Oleh: Thomas B.Ataladjar
Anak Kampung Lembata tinggal di Bogor
Jangan Biarkan Tanah Sakral Itu Kosong
Di tengah malam menjelang 7 Maret 2022 ini, saya kembali terkenang akan semua Pejuang Rakyat Lembata dan para Tokoh Pencetus STATEMENT 7 MARET 1954, serta begitu banyak orang yang telah ikut berjuang bersama memperjuangkan tercapainya Otonomi Lembata.
Saya terkenang akan Bapak-bapak Petrus Gute Betekeneng, Mas Abdulsalam Sarabiti, S.Ambarak Badjeher, Stanislaus Lela Tufan, J. Bumi Liliweri. Theodorus Touran Layar, Yohanes Baha Tolok, Paulus Ributoran Tapoona, Bernardus Boli Krova, B.Sanga Kei, Antonius Fernandez, Fransiskus Paji Letor, Bernardus Bala Klide, Petrus Wuring Beding, Lambertus Kelake Kedang, P.Nuba Mato, Daton Keraf, S.M.Betekeneng, Jan Notan Da Proma, J. Emi Pureklolon, Johanes Lasan Bataona dan Sio Amuntoda. Saya juga teringat akan Bapak Yan Kia Poli, Pemegang Amanat Rakyat Lomblen.
Saya teringat akan para Kakang dan Kapitan, para Kepala Kampung dan Temukung, para guru kepala dan guru bantu sekolah rakyat serta seluruh Rakyat Lomblen yang mendukung perjuangan dan terlibat dalam peristiwa akbar dan monumental di Hadakewa saat itu dan sesudahnya.

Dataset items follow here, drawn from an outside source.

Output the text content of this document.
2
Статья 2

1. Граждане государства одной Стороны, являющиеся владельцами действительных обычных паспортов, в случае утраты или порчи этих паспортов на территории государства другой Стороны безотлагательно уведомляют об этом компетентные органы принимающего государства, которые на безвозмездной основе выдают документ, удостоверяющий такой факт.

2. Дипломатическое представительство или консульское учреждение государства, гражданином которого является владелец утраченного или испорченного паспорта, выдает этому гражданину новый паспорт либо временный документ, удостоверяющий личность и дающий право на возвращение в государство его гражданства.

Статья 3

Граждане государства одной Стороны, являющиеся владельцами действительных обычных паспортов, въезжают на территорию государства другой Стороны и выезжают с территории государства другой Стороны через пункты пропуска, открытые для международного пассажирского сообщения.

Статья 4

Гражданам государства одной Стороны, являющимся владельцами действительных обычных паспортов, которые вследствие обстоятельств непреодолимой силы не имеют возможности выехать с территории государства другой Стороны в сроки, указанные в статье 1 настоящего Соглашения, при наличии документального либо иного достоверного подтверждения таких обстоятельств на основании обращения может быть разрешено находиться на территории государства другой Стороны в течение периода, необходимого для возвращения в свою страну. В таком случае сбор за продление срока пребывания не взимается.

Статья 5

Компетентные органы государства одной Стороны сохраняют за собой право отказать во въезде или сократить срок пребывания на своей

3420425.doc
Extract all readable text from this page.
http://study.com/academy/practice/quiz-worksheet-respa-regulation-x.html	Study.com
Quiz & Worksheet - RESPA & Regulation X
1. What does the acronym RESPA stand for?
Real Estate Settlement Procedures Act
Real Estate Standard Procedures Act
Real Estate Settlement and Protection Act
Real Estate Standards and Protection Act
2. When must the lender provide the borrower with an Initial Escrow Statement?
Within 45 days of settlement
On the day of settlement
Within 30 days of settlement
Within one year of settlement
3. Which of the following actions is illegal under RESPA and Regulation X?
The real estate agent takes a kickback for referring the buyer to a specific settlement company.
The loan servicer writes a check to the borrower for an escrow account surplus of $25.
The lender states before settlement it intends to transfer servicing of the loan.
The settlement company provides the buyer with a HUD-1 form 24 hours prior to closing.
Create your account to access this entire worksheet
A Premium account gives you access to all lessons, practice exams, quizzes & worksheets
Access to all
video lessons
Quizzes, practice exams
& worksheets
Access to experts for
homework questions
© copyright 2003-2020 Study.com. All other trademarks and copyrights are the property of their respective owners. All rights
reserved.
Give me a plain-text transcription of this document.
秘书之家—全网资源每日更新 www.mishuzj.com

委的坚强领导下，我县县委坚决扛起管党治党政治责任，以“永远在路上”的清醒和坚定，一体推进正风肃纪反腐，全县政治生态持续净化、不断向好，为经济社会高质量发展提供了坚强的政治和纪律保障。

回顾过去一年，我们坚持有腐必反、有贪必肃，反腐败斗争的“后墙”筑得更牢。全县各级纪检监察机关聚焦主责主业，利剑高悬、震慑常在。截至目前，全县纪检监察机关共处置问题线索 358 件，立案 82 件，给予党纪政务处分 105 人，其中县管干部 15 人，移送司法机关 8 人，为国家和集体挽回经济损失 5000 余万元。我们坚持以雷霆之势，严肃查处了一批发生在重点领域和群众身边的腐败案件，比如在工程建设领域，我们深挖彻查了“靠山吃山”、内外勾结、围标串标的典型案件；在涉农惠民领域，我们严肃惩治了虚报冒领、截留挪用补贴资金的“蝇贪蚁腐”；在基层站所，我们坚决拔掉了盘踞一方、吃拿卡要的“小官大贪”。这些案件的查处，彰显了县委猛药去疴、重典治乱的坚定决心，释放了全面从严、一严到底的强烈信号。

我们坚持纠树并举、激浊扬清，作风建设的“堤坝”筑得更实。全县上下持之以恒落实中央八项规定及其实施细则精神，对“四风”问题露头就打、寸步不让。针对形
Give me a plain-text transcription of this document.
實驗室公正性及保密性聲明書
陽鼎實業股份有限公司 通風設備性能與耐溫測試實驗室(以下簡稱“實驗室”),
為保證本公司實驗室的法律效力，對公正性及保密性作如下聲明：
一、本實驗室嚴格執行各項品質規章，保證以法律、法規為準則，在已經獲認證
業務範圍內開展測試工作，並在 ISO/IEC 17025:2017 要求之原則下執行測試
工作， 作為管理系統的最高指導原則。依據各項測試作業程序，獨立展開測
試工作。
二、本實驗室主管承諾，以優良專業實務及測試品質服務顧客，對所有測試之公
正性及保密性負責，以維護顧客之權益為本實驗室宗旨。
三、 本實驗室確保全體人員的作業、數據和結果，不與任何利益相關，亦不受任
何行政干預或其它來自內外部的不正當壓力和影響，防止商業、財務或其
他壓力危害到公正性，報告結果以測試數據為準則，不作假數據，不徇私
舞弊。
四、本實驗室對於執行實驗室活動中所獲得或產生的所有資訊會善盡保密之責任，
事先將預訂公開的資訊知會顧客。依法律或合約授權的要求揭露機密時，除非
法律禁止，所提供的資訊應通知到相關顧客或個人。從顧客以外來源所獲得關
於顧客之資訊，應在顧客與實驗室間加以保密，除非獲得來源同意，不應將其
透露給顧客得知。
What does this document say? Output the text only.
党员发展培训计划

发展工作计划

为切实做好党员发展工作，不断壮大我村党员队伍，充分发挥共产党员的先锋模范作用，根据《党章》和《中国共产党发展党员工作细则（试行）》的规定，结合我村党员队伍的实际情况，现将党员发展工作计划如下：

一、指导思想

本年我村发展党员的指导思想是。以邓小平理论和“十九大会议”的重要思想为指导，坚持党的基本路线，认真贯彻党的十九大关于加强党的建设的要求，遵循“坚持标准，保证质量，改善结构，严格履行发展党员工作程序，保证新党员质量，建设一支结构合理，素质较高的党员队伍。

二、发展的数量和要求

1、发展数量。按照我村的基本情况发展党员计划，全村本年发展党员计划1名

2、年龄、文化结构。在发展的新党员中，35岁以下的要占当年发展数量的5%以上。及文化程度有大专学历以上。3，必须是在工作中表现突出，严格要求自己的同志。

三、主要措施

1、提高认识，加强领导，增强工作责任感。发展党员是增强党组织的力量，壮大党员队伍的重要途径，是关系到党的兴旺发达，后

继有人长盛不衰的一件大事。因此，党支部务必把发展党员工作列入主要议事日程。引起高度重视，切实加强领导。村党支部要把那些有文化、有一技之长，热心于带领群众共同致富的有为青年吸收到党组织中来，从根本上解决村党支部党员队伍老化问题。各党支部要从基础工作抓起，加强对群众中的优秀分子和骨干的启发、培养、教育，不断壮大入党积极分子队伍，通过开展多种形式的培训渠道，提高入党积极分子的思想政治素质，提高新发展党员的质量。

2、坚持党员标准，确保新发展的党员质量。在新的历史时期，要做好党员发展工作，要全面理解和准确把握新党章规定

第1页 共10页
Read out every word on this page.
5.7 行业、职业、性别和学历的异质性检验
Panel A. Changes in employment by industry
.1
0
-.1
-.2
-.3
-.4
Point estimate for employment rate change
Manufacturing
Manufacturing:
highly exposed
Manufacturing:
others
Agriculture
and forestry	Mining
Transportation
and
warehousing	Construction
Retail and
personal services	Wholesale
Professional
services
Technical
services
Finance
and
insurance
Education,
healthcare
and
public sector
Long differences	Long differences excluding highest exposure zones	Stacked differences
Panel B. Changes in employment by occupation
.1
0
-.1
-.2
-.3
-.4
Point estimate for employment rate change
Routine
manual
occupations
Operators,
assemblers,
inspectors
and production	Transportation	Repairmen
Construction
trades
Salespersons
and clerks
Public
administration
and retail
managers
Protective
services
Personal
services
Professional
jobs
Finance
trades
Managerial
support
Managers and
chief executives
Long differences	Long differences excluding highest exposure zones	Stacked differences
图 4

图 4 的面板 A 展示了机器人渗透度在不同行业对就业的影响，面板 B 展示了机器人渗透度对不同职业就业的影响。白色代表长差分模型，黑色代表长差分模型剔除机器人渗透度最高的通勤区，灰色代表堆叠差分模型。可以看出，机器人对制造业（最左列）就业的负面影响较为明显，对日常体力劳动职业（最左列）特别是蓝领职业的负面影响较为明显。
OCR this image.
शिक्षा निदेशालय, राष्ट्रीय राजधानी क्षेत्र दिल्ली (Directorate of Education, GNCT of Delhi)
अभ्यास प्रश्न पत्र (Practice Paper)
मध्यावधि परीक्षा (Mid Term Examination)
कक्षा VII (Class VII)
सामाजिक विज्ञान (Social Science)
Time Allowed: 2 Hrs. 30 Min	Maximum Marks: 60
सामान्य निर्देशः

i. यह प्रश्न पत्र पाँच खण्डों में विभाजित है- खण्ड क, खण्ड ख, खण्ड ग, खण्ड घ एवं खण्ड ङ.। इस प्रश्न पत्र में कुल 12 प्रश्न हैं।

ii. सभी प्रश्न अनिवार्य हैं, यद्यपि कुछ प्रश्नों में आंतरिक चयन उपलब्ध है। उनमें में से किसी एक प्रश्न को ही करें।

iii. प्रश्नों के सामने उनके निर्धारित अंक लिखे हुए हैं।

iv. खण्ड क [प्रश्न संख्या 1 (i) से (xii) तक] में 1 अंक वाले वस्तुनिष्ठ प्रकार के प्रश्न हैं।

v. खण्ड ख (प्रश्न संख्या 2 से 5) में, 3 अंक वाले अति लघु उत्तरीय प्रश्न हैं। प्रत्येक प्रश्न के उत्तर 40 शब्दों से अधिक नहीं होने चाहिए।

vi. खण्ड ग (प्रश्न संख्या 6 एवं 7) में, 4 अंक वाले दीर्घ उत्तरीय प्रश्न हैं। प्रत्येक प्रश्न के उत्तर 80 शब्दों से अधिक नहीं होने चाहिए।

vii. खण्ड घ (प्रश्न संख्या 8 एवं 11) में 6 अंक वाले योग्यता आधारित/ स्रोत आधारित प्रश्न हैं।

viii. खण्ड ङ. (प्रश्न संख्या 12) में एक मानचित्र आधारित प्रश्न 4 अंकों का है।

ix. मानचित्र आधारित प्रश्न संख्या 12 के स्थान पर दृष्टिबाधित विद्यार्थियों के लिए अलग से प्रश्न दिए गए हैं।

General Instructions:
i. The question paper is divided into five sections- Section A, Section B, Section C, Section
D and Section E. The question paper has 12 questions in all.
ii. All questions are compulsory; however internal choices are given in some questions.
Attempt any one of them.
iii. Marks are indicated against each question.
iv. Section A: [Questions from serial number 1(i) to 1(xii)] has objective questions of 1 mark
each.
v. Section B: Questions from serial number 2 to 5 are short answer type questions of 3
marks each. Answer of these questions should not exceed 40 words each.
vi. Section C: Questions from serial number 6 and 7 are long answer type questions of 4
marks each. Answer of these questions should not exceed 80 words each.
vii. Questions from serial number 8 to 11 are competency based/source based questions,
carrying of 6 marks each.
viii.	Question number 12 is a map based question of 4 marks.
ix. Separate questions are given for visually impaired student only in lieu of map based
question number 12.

Mereka telah menghasilkan sebuah produk sejarah politik Lembata yang luar biasa,yakni Statement 7 Maret 1954. Pertanyaannya, mengapa di atas tanah sakral tempat dicetuskannya Statement 7 Maret 1954 itu masih kosong? Ini pertanyaan pernah saya ajukan lewat tulisan di tengah malam menjelang 7 Maret 2017 Lima tahun yang silam. Malam ini tengah malam menjelang 7 Maret 2022, pertanyaan itu muncul kembali.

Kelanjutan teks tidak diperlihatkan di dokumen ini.